Ce qui avait attrapé Madison l'empêcha de remonter à la surface, située plusieurs mètres au-dessus de sa tête. Grâce aux rayons de lune, elle y voyait relativement bien, même sous l'eau, mais elle ne savait combien de temps elle allait pouvoir tenir sans respirer. Elle évita déjà de faire de trop grands mouvements, qui lui feraient consommer trop d'oxygène, et tâcha de conserver son calme. Si elle se mettait à paniquer, elle ne s'en sortirait pas.

Elle porta alors sa main à sa dague qui, heureusement, était toujours attachée à sa ceinture. Il fallait qu'elle se détache et sorte de là car elle n'avait aucune envie de croiser la personne ou chose responsable de cette situation délicate dans laquelle elle se trouvait. Mais, lorsqu'elle voulut attraper la lame, elle sentit quelque chose la frôler, sans pour autant qu'elle n'aperçoive quoi que ce soit, ce qui était d'autant plus effrayant. Si elle ne parvenait pas à voir son ennemi, ça allait être beaucoup plus compliqué que prévu de s'extirper des ennuis.

Puis, dans l'obscurité des fonds marins, elle vit quelque chose briller. Deux points lumineux, qu'elle interpréta rapidement comme étant des yeux qui la fixaient. Ça non plus, ce n'était absolument pas rassurant. Elle fronça les sourcils, sentant qu'elle commençait à fonctionner un peu au ralenti à cause du manque d'air, mais ça n'était pas encore dramatique. Ce qui l'inquiétait le plus était ce regard qui la fixait sans ciller. Elle avait beau ne pas avoir particulièrement envie de savoir à qui il appartenait, mais elle n'eut pas vraiment le choix. Des profondeurs aquatiques, une forme animale semblable à une panthère des neiges faite de filaments lumineux et à l'aspect agressif fonça droit sur elle, tous crocs dehors.

Madison eut soudainement une impression de déjà-vu. Lorsqu'elle affrontait Hela sur le Bifröst, elle se rappelait être tombée en arrière et avoir vu une créature similaire courir vers elle et disparaitre au moment où elle s'était reconnectée avec la réalité. Ça n'avait rien du fruit du hasard ou, comme l'avait suggéré Thor, d'une coïncidence.
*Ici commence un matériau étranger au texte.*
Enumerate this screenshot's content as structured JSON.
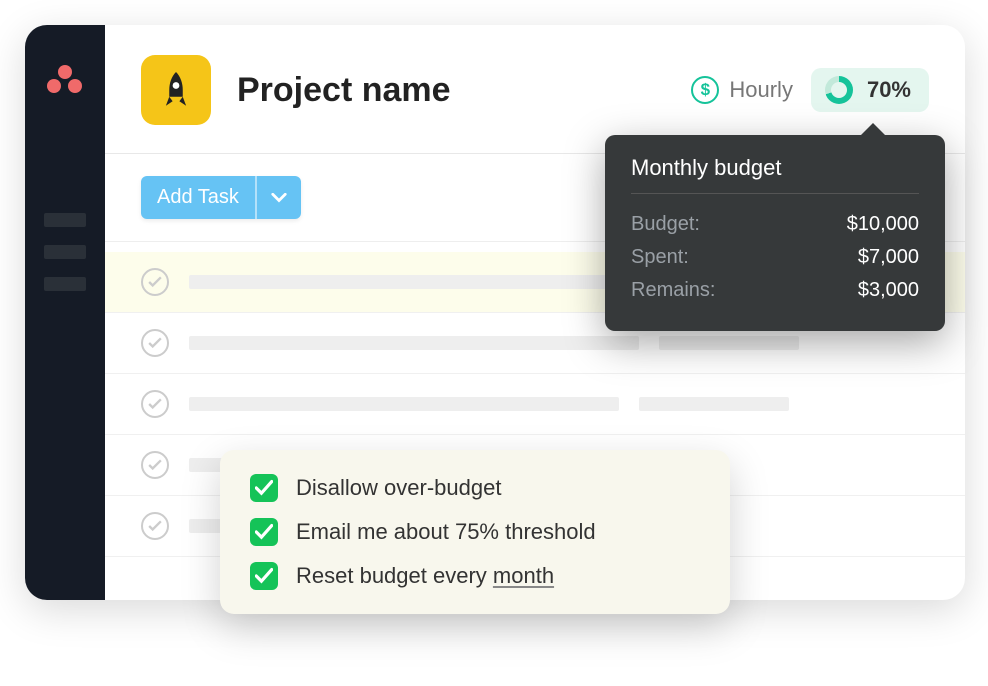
{
  "header": {
    "title": "Project name",
    "billing_type": "Hourly",
    "progress_pct": "70%"
  },
  "toolbar": {
    "add_task_label": "Add Task"
  },
  "popover": {
    "title": "Monthly budget",
    "rows": [
      {
        "label": "Budget:",
        "value": "$10,000"
      },
      {
        "label": "Spent:",
        "value": "$7,000"
      },
      {
        "label": "Remains:",
        "value": "$3,000"
      }
    ]
  },
  "settings": {
    "items": [
      {
        "text": "Disallow over-budget"
      },
      {
        "text": "Email me about 75% threshold"
      },
      {
        "text_prefix": "Reset budget every ",
        "underline": "month"
      }
    ]
  },
  "icons": {
    "dollar": "$"
  }
}
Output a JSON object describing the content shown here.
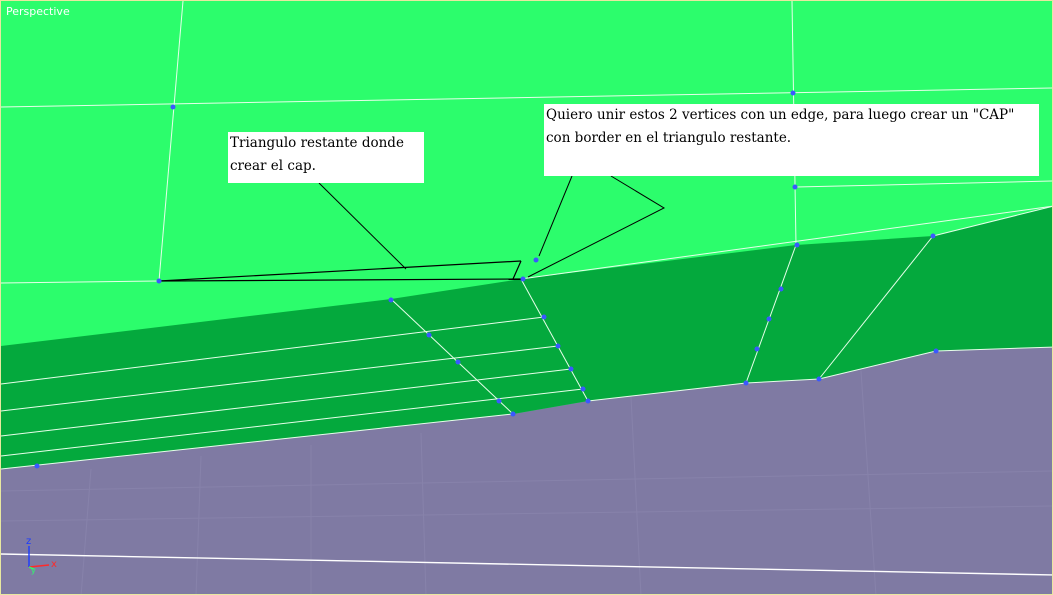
{
  "viewport": {
    "label": "Perspective"
  },
  "annotations": {
    "left_note": "Triangulo restante donde crear el cap.",
    "right_note": "Quiero unir estos 2 vertices con un edge, para luego crear un \"CAP\" con border en el triangulo restante."
  },
  "axis_gizmo": {
    "z": "z",
    "x": "x",
    "y": "y"
  },
  "colors": {
    "background_light_green": "#2cfd6c",
    "mesh_dark_green": "#04a93d",
    "ground_purple": "#7f7aa3",
    "wire_white": "#e6ffe9",
    "vertex_blue": "#3a58ff",
    "viewport_border": "#e8e8a0"
  },
  "icons": {
    "vertex": "vertex-dot",
    "axis": "axis-gizmo"
  }
}
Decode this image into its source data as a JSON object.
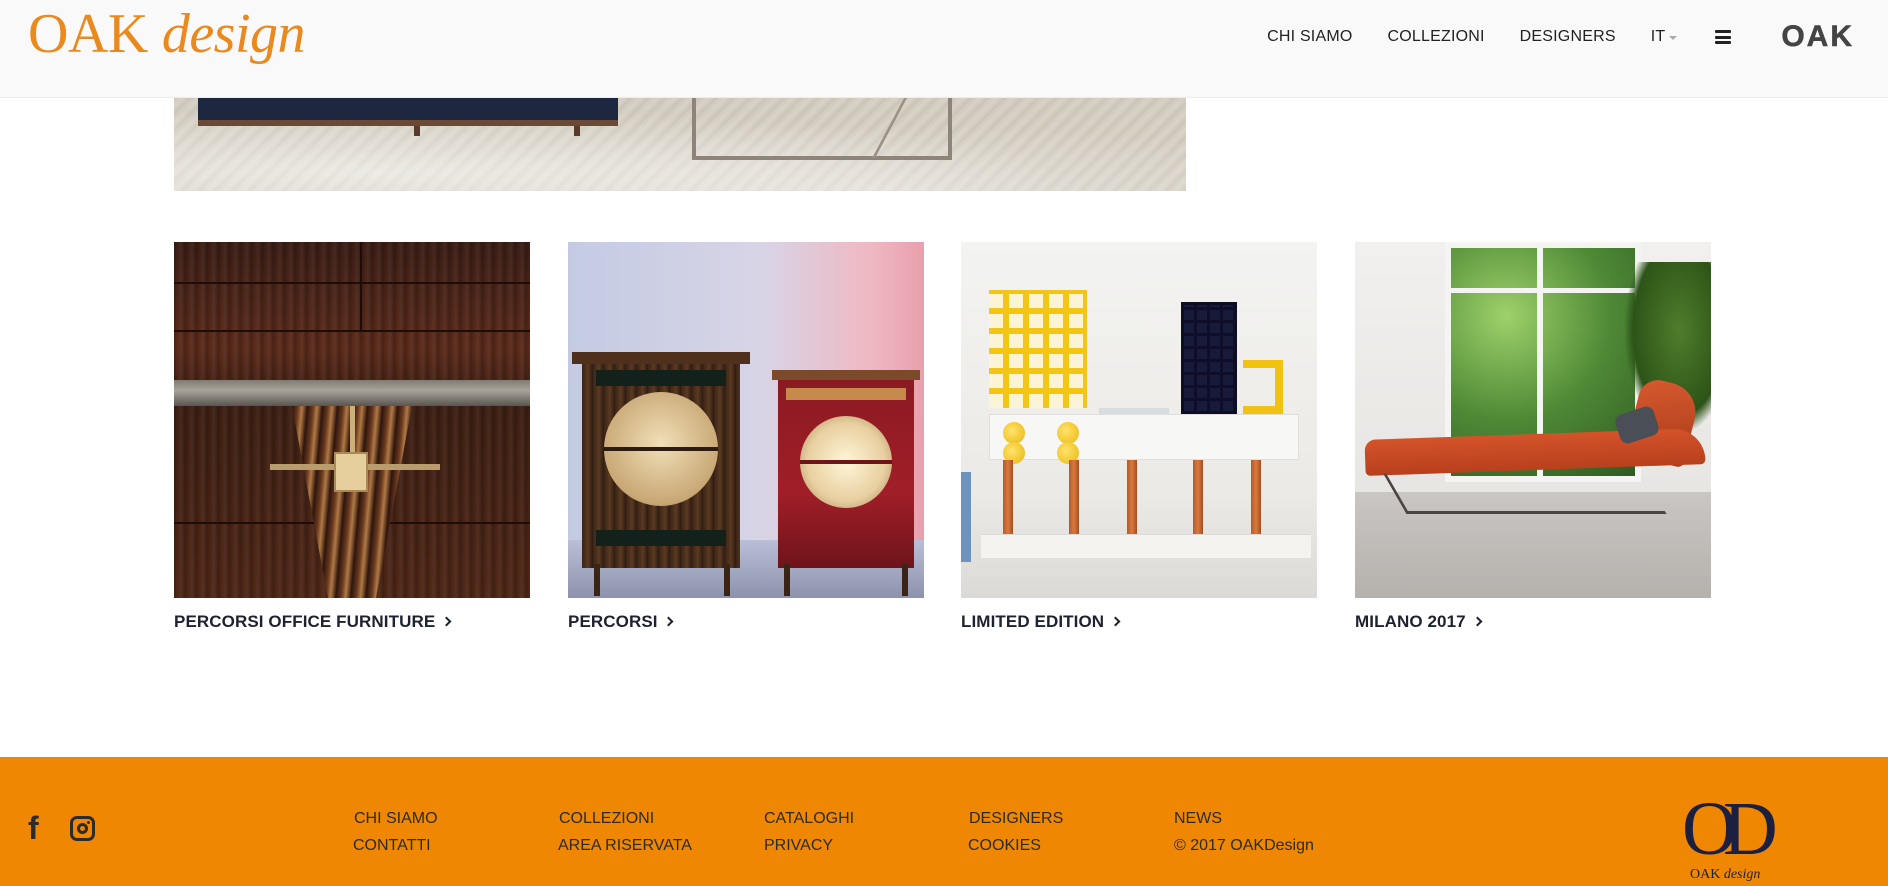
{
  "header": {
    "brand_word1": "OAK",
    "brand_word2": "design",
    "brand_color": "#ea8a1e",
    "nav": [
      {
        "label": "CHI SIAMO"
      },
      {
        "label": "COLLEZIONI"
      },
      {
        "label": "DESIGNERS"
      }
    ],
    "language": "IT",
    "menu_icon": "hamburger-icon",
    "right_logo": "OAK"
  },
  "cards": [
    {
      "title": "PERCORSI OFFICE FURNITURE"
    },
    {
      "title": "PERCORSI"
    },
    {
      "title": "LIMITED EDITION"
    },
    {
      "title": "MILANO 2017"
    }
  ],
  "footer": {
    "background": "#ef8702",
    "social": [
      "facebook-icon",
      "instagram-icon"
    ],
    "columns": [
      {
        "top": "CHI SIAMO",
        "bottom": "CONTATTI"
      },
      {
        "top": "COLLEZIONI",
        "bottom": "AREA RISERVATA"
      },
      {
        "top": "CATALOGHI",
        "bottom": "PRIVACY"
      },
      {
        "top": "DESIGNERS",
        "bottom": "COOKIES"
      },
      {
        "top": "NEWS",
        "bottom": "© 2017 OAKDesign"
      }
    ],
    "logo_mark": "OD",
    "logo_sub_word1": "OAK",
    "logo_sub_word2": "design"
  }
}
Madison pouvait entendre le grondement du félin, même sous l'eau et, toujours retenue par de solides liens végétaux, elle ne parvint pas à suffisamment se décaler pour l'éviter lorsqu'elle fut à sa portée. Elle sentit la mâchoire puissante de l'animale se refermer sur sa jambe gauche. Elle n'arriva même pas à crier. De toutes façons, sous l'eau, ça n'aurait pas eu beaucoup d'effet, mais la douleur était cent fois pire que celle provoquée par la brûlure. Elle se demanda sérieusement ce qu'elle avait fait à l'Univers pour qu'il lui fasse subir tout cela sans lui laisser de répit.

Elle dut se dépêcher lorsqu'elle comprit que l'animal n'en avait pas terminé. Elle extirpa la dague de son fourreau, sectionna habilement les liens qui la retenaient par la cheville et se hâta de regagner la surface, espérant de tout son être qu'elle aurait le temps de sortir du lac avant que la créature ne la rattrape. Une fois remontée, elle prit une grande inspiration, voyant la lumière dégagée par la panthère s'accentuer, lui indiquant que celle-ci se rapprochait dangereusement. Elle n'avait que quelques secondes pour se sauver avant de finir en chair à pâté.
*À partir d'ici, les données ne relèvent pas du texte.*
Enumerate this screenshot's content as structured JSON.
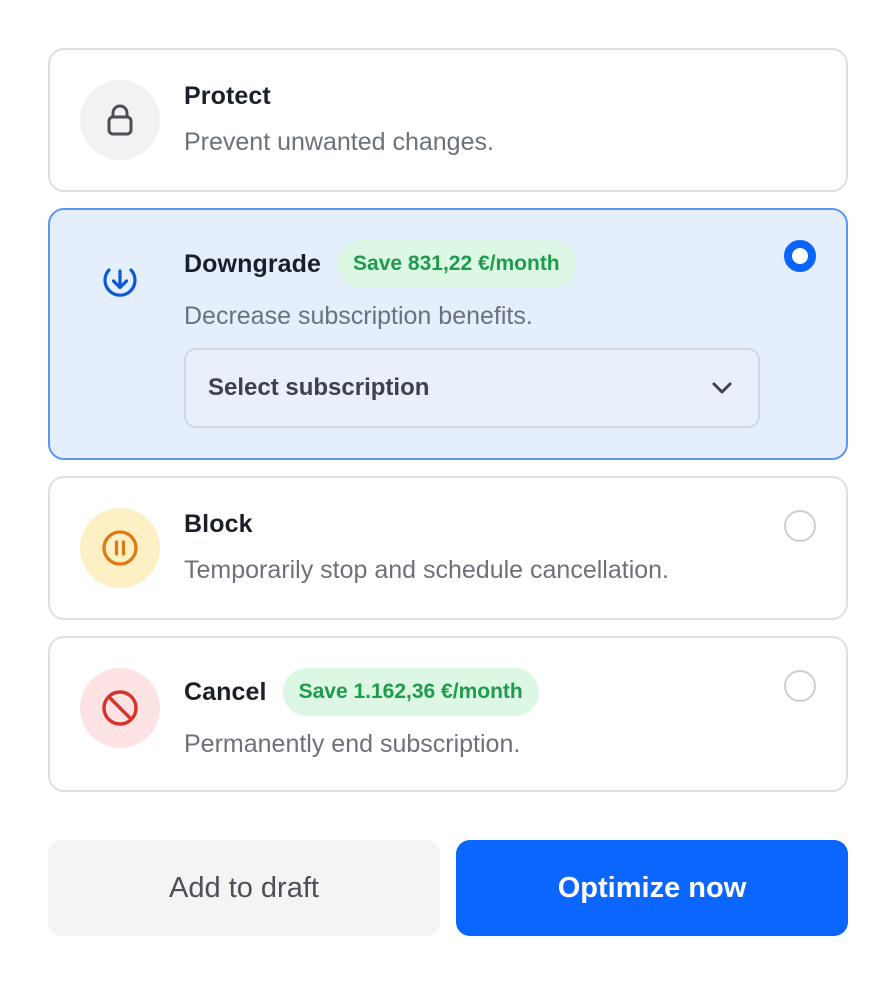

Le ciel avait changé de teinte : il s'éclaircissait, le soleil se levait doucement, donnant aux cieux une couleur proche de l'ocre. Madison rassembla le peu d'énergie qu'il lui restait et nagea jusqu'à atteindre le bord et, une fois sur la terre ferme, elle s'écarta le plus possible de l'eau, craignant de voir la panthère surgir des flots pour s'en prendre à nouveau à elle. Elle n'entendit qu'un rugissement venant du plus profond des entrailles de la terre qui la fit sursauter et frissonner par la même occasion. Cette fois-ci, elle était réellement terrifiée et, pendant plusieurs secondes, elle n'osa pas bouger, tétanisée, ne réalisant pas tout à fait ce qu'il venait de se produire.

Ce fut la douleur qui la « réveilla ». Elle regarda sa jambe, qui saignait. Elle recula encore, toujours à moitié étalée à terre, en s'aidant de ses mains, jusqu'à regagner les abords de sa grotte, où elle espérait être en sécurité un petit moment. Le souffle court, les mains tremblantes, elle se rendait à peine compte de la larme qui avait coulé sur sa joue à cause du choc. Elle ne se souvenait pas de la dernière fois qu'elle avait souffert de la sorte. C'était pire que lorsqu'elle s'était volontairement poignardée pour protéger les autres, plus ou moins équivalent à l'instant où une épée avait traversé son dos.

Une panthère. Elle avait été attaquée sous l'eau par une panthère des neiges. Un félin luminescent aux couleurs bleutées et claires, à l'aspect terriblement menaçant qui, toute griffes dehors, avait semblé prêt à la réduire en morceaux. Il lui semblait encore entendre son rugissement, alors elle plaqua ses paumes contre ses oreilles, voulant juste un peu de tranquillité et parvenir à se calmer, ce qui n'était pas une mince affaire. Elle commençait à être à bout, elle avait peur de craquer ou lâcher prise. Et lorsque l'étrange voix qui murmurait revint pour répéter en boucle son nom en s'intensifiant, se dédoublant et se superposant, provoquant un véritable carnage, elle n'y tient plus.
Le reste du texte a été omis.